For instance, imagine that you want to encode a source with a `fr` and `en` audio track and a `director_cut` video track, you can do the following:

```liquidsoap
output.file(
  %ffmpeg(
    %en(codec="aac"),
    %fr(codec="aac"),
    %director_cut(codec="libx264")
  ),
  "/path/to/copy.mkv",
  s
)
```

This works because each of the codec used in these tracks can be mapped to a specific content-type.

Now, imagine that you actually want to use a variable for the codec of the `en` and `director_cut` track. In this case, you can do:

```liquidsoap
output.file(
  %ffmpeg(
    %en(audio_content, codec=audio_codec)
    %fr(codec="aac"),
    %director_cut(video_content, codec=video_codec)
  ),
  "/path/to/copy.mkv",
  s
)
```

This informs `liquidsoap` what type of content these tracks contain.

However, you might also opt for a more explicit track naming scheme.
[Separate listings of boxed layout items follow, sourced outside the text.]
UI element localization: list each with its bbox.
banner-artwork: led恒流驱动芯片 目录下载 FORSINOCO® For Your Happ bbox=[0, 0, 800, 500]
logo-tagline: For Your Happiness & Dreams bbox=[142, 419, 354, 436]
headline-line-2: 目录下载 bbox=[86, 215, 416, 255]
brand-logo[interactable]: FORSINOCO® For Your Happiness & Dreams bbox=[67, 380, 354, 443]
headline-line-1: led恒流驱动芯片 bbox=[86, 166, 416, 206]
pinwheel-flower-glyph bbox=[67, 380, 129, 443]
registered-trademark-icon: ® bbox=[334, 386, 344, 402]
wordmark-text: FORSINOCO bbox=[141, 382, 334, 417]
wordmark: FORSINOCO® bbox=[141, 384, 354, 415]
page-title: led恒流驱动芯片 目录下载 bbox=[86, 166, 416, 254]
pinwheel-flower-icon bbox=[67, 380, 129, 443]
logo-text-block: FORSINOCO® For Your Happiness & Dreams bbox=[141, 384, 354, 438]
Something like:

```liquidsoap
output.file(
  %ffmpeg(
    %audio_en(codec=audio_codec),
    %audio_fr(codec="aac"),
    %director_cut_video(codec=video_codec)
  ),
  "/path/to/copy.mkv",
  s
)
```

In this case, `liquidsoap` assumes that the track with `audio` in their name are indeed audio track and the same goes for video tracks.
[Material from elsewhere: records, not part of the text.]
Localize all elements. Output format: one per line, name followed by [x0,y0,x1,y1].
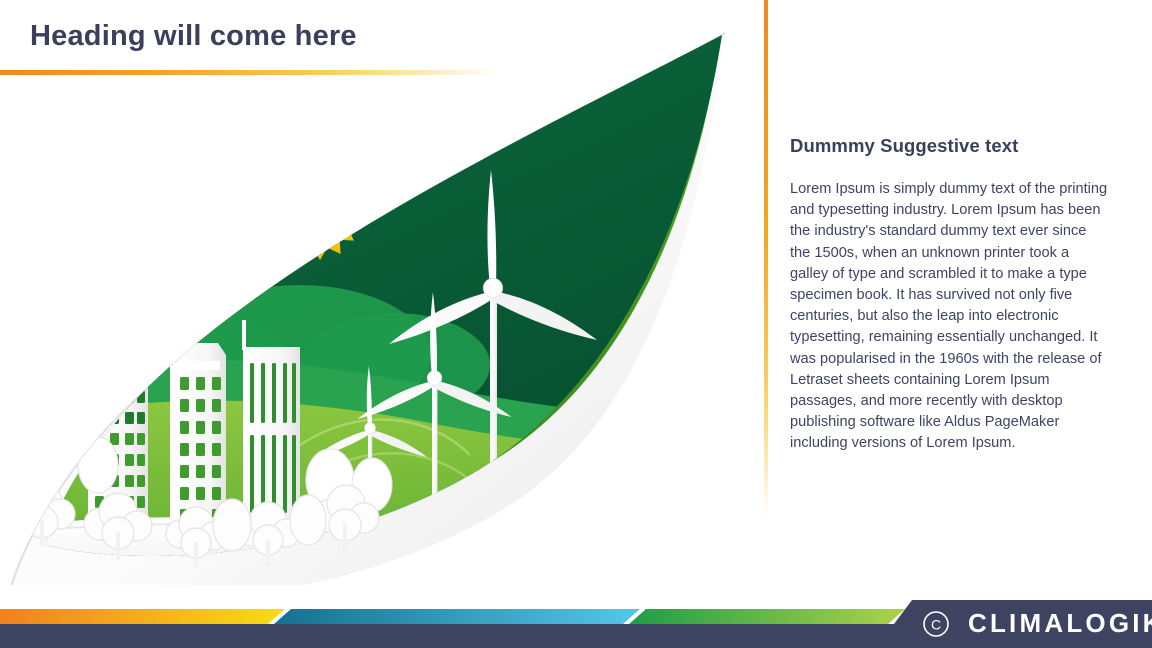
footer-segment-orange [0,609,285,624]
panel-body-text: Lorem Ipsum is simply dummy text of the … [790,179,1110,455]
slide-canvas: Heading will come here [0,0,1152,648]
brand-wordmark: CLIMALOGIK [968,608,1152,638]
footer: C CLIMALOGIK [0,600,1152,648]
panel-heading: Dummmy Suggestive text [790,135,1110,157]
footer-segment-blue [274,609,640,624]
footer-segment-green [629,609,905,624]
eco-leaf-city-illustration [0,25,760,585]
vertical-divider [764,0,768,520]
text-panel: Dummmy Suggestive text Lorem Ipsum is si… [790,135,1110,455]
svg-text:C: C [931,617,941,633]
Lastly, these naming conventions have no bearing for the `FFmpeg` encoder. At the FFmpeg encoder level, tracks are identified by an integer and stored
in the order they are declared in the `%ffmpeg` encoder. This means that, once encoded and saved to a file, track names internal to liquidsoap are not saved by the FFmpeg encoder and, instead, when decoding the file, you will get `audio`, `audio_2`, `video` and etc.